Much was made of the trade acquisition and subsequent signing of Kevin Kolb by the Arizona Cardinals this offseason, and the team did so with the intention of having the quarterback be its starter for years to come. And he could well do so.
But it's worth noting that if Kolb's production doesn't improve in the near future, the Cardinals could move on with minimal financial and salary-cap ramifications, according to the quarterback's contract.
Kolb missed significant time earlier this season with foot and ankle injuries, and he isn't likely to play Sunday against the Cleveland Browns as he recovers from a concussion.
Kolb will earn a $10 million signing bonus and $2 million salary in 2011. He's due a $7 million roster bonus this March, which conceivably could be declined by the Cardinals, meaning they would could get out of Kolb's deal after paying him just $12 million over one year.

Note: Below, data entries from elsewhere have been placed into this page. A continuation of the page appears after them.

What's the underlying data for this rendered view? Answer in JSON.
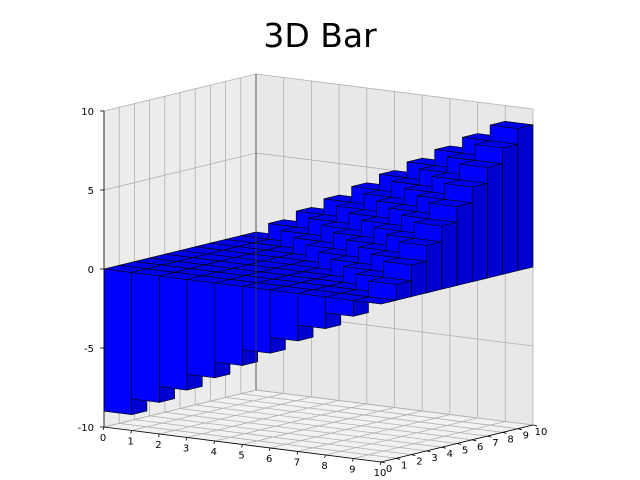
{
  "chart_data": {
    "type": "bar3d",
    "title": "3D Bar",
    "x_ticks": [
      "0",
      "1",
      "2",
      "3",
      "4",
      "5",
      "6",
      "7",
      "8",
      "9",
      "10"
    ],
    "y_ticks": [
      "0",
      "1",
      "2",
      "3",
      "4",
      "5",
      "6",
      "7",
      "8",
      "9",
      "10"
    ],
    "z_ticks": [
      "-10",
      "-5",
      "0",
      "5",
      "10"
    ],
    "xlim": [
      0,
      10
    ],
    "ylim": [
      0,
      10
    ],
    "zlim": [
      -10,
      10
    ],
    "grid": true,
    "bar_color": "#0000ff",
    "x": [
      0,
      1,
      2,
      3,
      4,
      5,
      6,
      7,
      8,
      9
    ],
    "y": [
      0,
      1,
      2,
      3,
      4,
      5,
      6,
      7,
      8,
      9
    ],
    "values": [
      [
        -9,
        -8,
        -7,
        -6,
        -5,
        -4,
        -3,
        -2,
        -1,
        0
      ],
      [
        -8,
        -7,
        -6,
        -5,
        -4,
        -3,
        -2,
        -1,
        0,
        1
      ],
      [
        -7,
        -6,
        -5,
        -4,
        -3,
        -2,
        -1,
        0,
        1,
        2
      ],
      [
        -6,
        -5,
        -4,
        -3,
        -2,
        -1,
        0,
        1,
        2,
        3
      ],
      [
        -5,
        -4,
        -3,
        -2,
        -1,
        0,
        1,
        2,
        3,
        4
      ],
      [
        -4,
        -3,
        -2,
        -1,
        0,
        1,
        2,
        3,
        4,
        5
      ],
      [
        -3,
        -2,
        -1,
        0,
        1,
        2,
        3,
        4,
        5,
        6
      ],
      [
        -2,
        -1,
        0,
        1,
        2,
        3,
        4,
        5,
        6,
        7
      ],
      [
        -1,
        0,
        1,
        2,
        3,
        4,
        5,
        6,
        7,
        8
      ],
      [
        0,
        1,
        2,
        3,
        4,
        5,
        6,
        7,
        8,
        9
      ]
    ]
  }
}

Kolb has a $1 million salary in 2012, bringing his total compensation for that year to $8 million, and $20 million over the first two years of the deal.

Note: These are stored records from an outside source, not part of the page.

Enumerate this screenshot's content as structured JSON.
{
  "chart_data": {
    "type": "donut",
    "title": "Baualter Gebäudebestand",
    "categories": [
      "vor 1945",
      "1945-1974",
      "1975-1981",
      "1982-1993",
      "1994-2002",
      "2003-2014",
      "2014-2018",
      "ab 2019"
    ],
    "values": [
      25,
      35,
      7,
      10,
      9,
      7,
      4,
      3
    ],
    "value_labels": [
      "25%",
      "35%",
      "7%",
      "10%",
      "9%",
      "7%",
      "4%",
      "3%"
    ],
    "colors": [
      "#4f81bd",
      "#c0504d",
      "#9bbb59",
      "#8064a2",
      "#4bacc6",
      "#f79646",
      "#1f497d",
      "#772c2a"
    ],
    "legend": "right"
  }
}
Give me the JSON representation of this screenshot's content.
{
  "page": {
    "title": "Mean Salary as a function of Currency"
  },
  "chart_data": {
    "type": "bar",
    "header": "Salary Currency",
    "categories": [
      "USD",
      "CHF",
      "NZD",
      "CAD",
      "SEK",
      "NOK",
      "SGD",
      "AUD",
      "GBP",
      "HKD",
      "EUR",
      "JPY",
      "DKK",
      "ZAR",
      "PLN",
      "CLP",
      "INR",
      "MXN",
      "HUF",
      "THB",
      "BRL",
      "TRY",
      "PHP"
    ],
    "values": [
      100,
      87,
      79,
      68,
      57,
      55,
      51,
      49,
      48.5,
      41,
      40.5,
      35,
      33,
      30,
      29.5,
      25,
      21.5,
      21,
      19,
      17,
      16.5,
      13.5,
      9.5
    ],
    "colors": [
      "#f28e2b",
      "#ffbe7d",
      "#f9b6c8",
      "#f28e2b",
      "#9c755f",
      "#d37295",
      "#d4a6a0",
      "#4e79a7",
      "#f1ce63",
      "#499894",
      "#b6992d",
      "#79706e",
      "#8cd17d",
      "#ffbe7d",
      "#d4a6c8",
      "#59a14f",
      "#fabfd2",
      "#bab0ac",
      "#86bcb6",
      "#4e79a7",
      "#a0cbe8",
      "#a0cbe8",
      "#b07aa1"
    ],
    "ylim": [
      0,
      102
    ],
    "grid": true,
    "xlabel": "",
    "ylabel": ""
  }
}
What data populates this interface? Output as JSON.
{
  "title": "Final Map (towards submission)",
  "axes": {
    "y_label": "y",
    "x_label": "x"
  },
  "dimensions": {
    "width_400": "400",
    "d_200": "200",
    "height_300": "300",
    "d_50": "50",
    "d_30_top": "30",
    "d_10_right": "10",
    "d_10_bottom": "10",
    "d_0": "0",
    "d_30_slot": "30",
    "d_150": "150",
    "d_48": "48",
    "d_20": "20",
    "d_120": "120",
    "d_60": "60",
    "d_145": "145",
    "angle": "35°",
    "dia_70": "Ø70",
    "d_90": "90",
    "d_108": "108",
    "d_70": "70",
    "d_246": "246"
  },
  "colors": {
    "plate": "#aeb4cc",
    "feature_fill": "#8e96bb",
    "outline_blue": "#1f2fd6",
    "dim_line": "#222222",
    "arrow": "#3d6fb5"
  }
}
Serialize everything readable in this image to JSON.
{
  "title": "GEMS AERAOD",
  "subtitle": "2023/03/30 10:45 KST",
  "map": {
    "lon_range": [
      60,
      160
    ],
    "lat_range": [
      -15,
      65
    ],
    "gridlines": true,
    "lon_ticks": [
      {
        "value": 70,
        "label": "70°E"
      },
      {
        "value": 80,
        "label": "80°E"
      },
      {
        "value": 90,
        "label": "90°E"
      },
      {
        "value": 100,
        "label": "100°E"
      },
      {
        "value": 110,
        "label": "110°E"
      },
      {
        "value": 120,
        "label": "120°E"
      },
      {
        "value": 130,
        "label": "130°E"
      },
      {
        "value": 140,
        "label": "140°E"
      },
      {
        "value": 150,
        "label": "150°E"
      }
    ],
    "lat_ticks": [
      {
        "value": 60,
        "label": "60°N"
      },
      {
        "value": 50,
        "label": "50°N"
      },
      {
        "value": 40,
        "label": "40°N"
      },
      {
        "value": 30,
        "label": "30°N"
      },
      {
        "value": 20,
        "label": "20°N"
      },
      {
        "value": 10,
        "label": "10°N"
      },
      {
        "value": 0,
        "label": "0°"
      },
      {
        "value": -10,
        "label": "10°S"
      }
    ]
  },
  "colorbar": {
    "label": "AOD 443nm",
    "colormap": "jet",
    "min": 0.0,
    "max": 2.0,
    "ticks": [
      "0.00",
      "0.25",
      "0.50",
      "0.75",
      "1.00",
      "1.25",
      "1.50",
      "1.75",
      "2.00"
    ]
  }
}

With a $9 million salary and $2 million roster bonus due to Kolb in 2013, the Cardinals again have another chance to move on with limited finacial ramifications at the beginning of that league year.
If Kolb were released in 2013 -- when the salary cap projects to jump considerably -- he would count just $6 million in dead cap space. He would count $8 million against the salary cap if released in 2012, but the team would save $8 million in real dollars by not owing him his $7 million roster bonus and $1 million salary.
Kolb currently is set to count $10.5 million against the 2012 cap.